Tag: Committee Exception

Second District Court of Appeal Holds Brown Act’s “Committee Exception” for Public Comments Does Not Apply to Special Meetings

In Preven v. City of Los Angeles (2019) __Cal.App.5th__, the Second District Court of Appeal reversed the trial court’s determination that the “committee exception” to the public comment requirements of the Ralph M. Brown Act (Brown Act) (Gov. Code, § 54950 et seq.) apply to special meetings.

Appellant addressed the city’s planning and land use committee (“PLUM Committee”), which is comprised of five members of the 15-member city council, regarding a proposed real estate development near his residence. The committee voted to recommend approval to the full city council.
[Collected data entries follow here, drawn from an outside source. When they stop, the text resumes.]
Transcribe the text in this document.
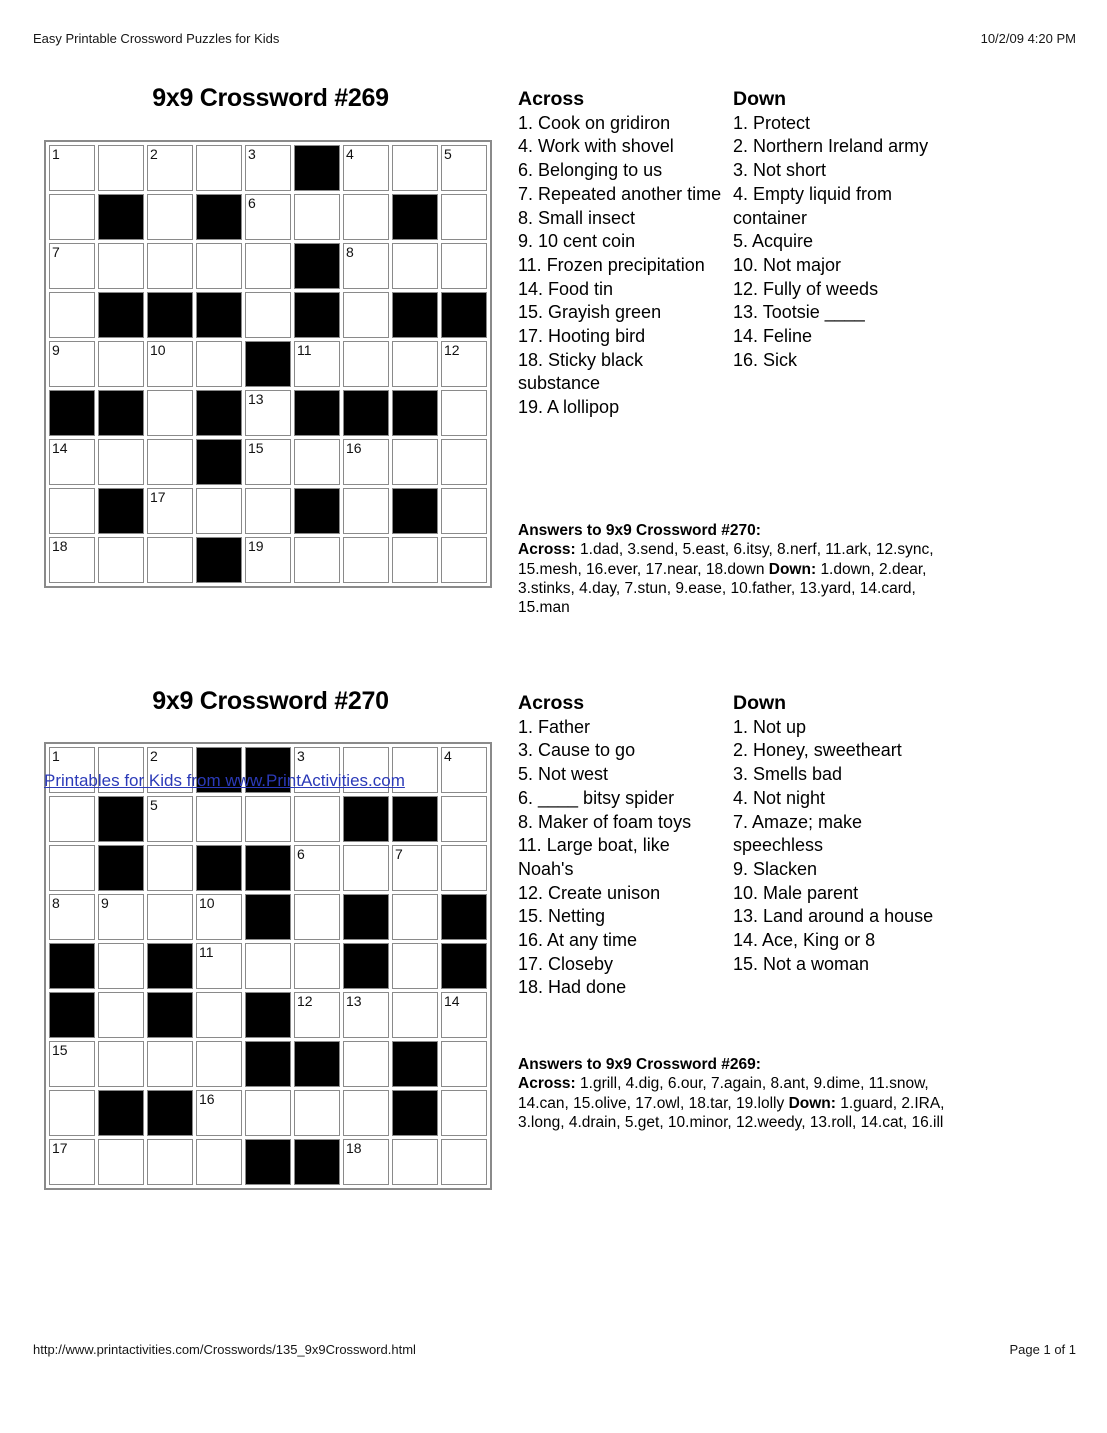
Easy Printable Crossword Puzzles for Kids	10/2/09 4:20 PM
9x9 Crossword #269
1		2		3		4		5

				6				

7						8		

9		10			11			12

				13				

14				15		16		

		17						

18				19				

Across
1. Cook on gridiron
4. Work with shovel
6. Belonging to us
7. Repeated another time
8. Small insect
9. 10 cent coin
11. Frozen precipitation
14. Food tin
15. Grayish green
17. Hooting bird
18. Sticky black substance
19. A lollipop
Down
1. Protect
2. Northern Ireland army
3. Not short
4. Empty liquid from container
5. Acquire
10. Not major
12. Fully of weeds
13. Tootsie ____
14. Feline
16. Sick

Answers to 9x9 Crossword #270:
Across: 1.dad, 3.send, 5.east, 6.itsy, 8.nerf, 11.ark, 12.sync, 15.mesh, 16.ever, 17.near, 18.down Down: 1.down, 2.dear, 3.stinks, 4.day, 7.stun, 9.ease, 10.father, 13.yard, 14.card, 15.man

9x9 Crossword #270
1		2			3			4

		5						

					6		7	

8	9		10					

			11					

					12	13		14

15								

			16					

17						18		

Printables for Kids from www.PrintActivities.com
Across
1. Father
3. Cause to go
5. Not west
6. ____ bitsy spider
8. Maker of foam toys
11. Large boat, like Noah's
12. Create unison
15. Netting
16. At any time
17. Closeby
18. Had done
Down
1. Not up
2. Honey, sweetheart
3. Smells bad
4. Not night
7. Amaze; make speechless
9. Slacken
10. Male parent
13. Land around a house
14. Ace, King or 8
15. Not a woman

Answers to 9x9 Crossword #269:
Across: 1.grill, 4.dig, 6.our, 7.again, 8.ant, 9.dime, 11.snow, 14.can, 15.olive, 17.owl, 18.tar, 19.lolly Down: 1.guard, 2.IRA, 3.long, 4.drain, 5.get, 10.minor, 12.weedy, 13.roll, 14.cat, 16.ill

http://www.printactivities.com/Crosswords/135_9x9Crossword.html	Page 1 of 1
At a special meeting held to consider approval of the committee’s recommendation, the city council refused to allow the appellant to speak because he had already spoken on the matter.

The Second District Court of Appeal found the city’s process to be in error. Generally speaking, the Brown Act requires a legislative body to provide an opportunity for public comment before its consideration of an item. Section 54953.3, subdivision (a) of the Government Code provides for what is commonly referred to as the “committee exception” to this requirement. Under this exception, a legislative body is not required to hear public comment, if the item has already been considered by a committee where the public was afforded the opportunity for comment.
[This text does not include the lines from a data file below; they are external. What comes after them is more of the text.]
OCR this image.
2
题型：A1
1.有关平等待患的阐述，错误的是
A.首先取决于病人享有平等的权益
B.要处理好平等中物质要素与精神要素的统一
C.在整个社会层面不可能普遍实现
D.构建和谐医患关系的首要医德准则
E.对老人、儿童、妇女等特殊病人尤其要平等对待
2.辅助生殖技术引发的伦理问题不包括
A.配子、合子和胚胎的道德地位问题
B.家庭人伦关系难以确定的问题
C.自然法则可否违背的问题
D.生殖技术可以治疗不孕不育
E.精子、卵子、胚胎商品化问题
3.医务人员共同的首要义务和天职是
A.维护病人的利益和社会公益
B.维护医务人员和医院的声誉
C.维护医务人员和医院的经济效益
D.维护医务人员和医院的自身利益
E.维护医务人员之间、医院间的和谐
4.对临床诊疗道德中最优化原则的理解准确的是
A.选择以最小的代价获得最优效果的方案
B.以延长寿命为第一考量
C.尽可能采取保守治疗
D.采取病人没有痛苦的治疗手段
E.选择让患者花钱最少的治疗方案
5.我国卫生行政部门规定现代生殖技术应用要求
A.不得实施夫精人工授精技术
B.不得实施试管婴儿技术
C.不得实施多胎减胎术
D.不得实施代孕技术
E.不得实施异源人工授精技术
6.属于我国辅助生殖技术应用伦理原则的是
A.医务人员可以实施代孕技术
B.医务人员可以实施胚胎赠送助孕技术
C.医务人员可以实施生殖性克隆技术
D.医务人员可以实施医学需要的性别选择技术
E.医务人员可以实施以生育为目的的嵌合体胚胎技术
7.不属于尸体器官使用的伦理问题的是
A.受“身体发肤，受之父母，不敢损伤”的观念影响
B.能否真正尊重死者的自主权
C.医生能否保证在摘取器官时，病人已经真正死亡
Using general rules of statutory construction, the court found that the plain language of the statute specifies that the committee exception applies only to regular meetings, not special meetings. The court also rejected the city’s interpretation that the required opportunity for public comment before a legislative body takes action at a special meeting includes comments made at a prior separate meeting. The court found that such an interpretation rendered the committee exception superfluous. Finally, the court found support for its interpretation in the legislative history of the Brown Act, which demonstrated that the Legislature had purposefully made a number of distinctions between the requirements of regular and special meetings.